Average fleet utilization for the fourth quarter was 67.7 percent, compared with 56.3 percent for last year’s fourth quarter. Rental rates improved 0.8 percent compared with the third quarter, but still fell below last year’s fourth quarter by 1.9 percent. For the fourth quarter, the company invested $61 million in gross rental capex.
RSC said 59 percent of its revenue came from industrial customers.
For the full-year 2010, total revenue dropped 3.8 percent, from $1.283 billion in 2009 to $1.234 billion this year. Equipment rental revenue dropped 1.2 percent for the full year, from $1.073 billion a year ago to $1.060 billion this year.
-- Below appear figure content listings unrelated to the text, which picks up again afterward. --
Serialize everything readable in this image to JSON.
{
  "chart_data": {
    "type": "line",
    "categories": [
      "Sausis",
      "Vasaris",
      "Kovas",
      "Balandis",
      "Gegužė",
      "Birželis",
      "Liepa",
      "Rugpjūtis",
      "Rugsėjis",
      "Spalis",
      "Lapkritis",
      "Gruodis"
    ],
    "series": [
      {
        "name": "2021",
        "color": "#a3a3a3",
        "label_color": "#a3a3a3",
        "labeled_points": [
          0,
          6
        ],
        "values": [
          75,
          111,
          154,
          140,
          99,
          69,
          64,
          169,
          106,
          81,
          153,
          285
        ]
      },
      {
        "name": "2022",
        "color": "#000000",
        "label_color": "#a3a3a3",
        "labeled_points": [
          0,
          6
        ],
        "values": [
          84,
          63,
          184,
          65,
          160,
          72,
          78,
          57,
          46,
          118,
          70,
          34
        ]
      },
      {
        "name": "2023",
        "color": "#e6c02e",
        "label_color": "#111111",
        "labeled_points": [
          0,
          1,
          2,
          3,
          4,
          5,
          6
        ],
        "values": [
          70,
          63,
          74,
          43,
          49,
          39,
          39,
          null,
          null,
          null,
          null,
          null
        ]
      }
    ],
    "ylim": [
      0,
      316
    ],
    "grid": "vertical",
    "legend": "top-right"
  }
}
“We generated exceptional volume growth of 20 percent and solid positive sequential pricing of 0.8 percent in the quarter,” said Erik Olsson, president and CEO of RSC. “This is clear evidence that we are executing well and taking full advantage of an improving economic environment. During the challenging 2009 and 2010 periods, our strategic focus was on preparing every facet of our business for the anticipated recovery by investing in our fleet, footprint, people and technology. This preparation positioned us well as economic conditions improved, yielding volume growth, incremental price increases and margin expansion. We are excited about our prospects as our markets continue to benefit from the economic recovery.”
The company said business activity in the non-residential construction end market declined in the fourth quarter, while industrial and non-construction improved on a year-over-year basis. The company expects these trends to continue in the first quarter.
“We see continued strengthening in the industrial markets and signs that the non-residential markets are bottoming and beginning to turn,” said Olsson. “At the same time, we are benefitting from a trend in the industry that favors renting equipment over committing capital to buy. Demand increases are broadly distributed over geographies and equipment types. As a result, we expect continued favorable year-over-year comparisons in the first quarter and we are optimistic that these positive trends will continue throughout the year.”
Based in Scottsdale, Ariz., RSC Equipment Rental is No. 2 on the RER 100.